Step 1: Install Nitro

Download and install Nitro on your system.

From the release page

You can directly choose the pre-built binary that compatible with your system at

Nitro Release Page

After you have downloaded the binary, you can directly use the binary with "./nitro".

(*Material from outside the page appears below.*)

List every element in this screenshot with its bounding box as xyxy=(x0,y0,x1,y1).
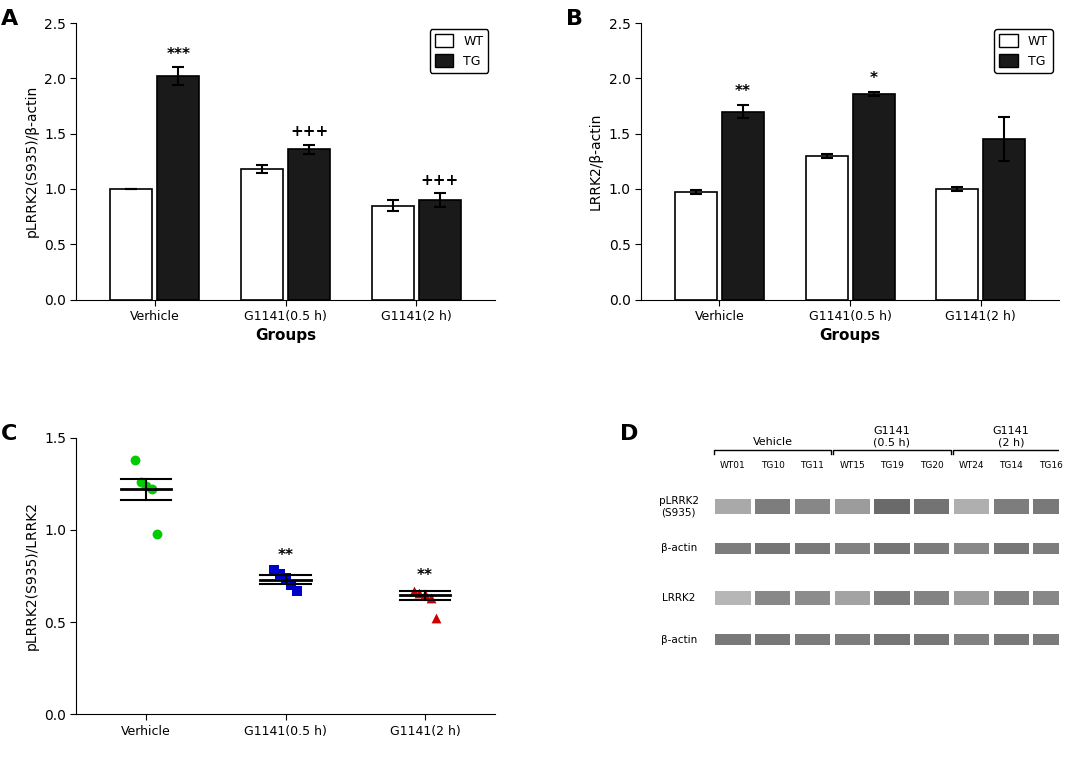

If you want to build from source rather than using the pre-built binary, you can also check: Build from Source

Step 2: Downloading a Model

For this example, we'll use the Llama2 7B chat model.

mkdir model && cd model
wget -O llama-2-7b-model.gguf https://huggingface.co/TheBloke/Llama-2-7B-Chat-GGUF/resolve/main/llama-2-7b-chat.Q5_K_M.gguf?download=true

Step 3: Run Nitro server

Run Nitro server
nitro

To check if the Nitro server is running:

Nitro Health Status
curl http://localhost:3928/healthz

Step 4: Load model

To load the model to Nitro server, run:

Load model
curl http://localhost:3928/inferences/llamacpp/loadmodel \
-H 'Content-Type: application/json' \
-d '{
"llama_model_path": "/model/llama-2-7b-model.gguf",
"ctx_len": 512,
"ngl": 100,
}'

Step 5: Making an Inference

Finally, let's chat with the model using Nitro.

Nitro Inference
curl http://localhost:3928/v1/chat/completions \
-H "Content-Type: application/json" \
-d '{
"messages": [
{
"role": "user",
"content": "Who won the world series in 2020?"
},
]
}'

As you can see, a key benefit of Nitro is its alignment with OpenAI's API structure. Its inference call syntax closely mirrors that of OpenAI's API, facilitating an easier shift for those accustomed to OpenAI's framework.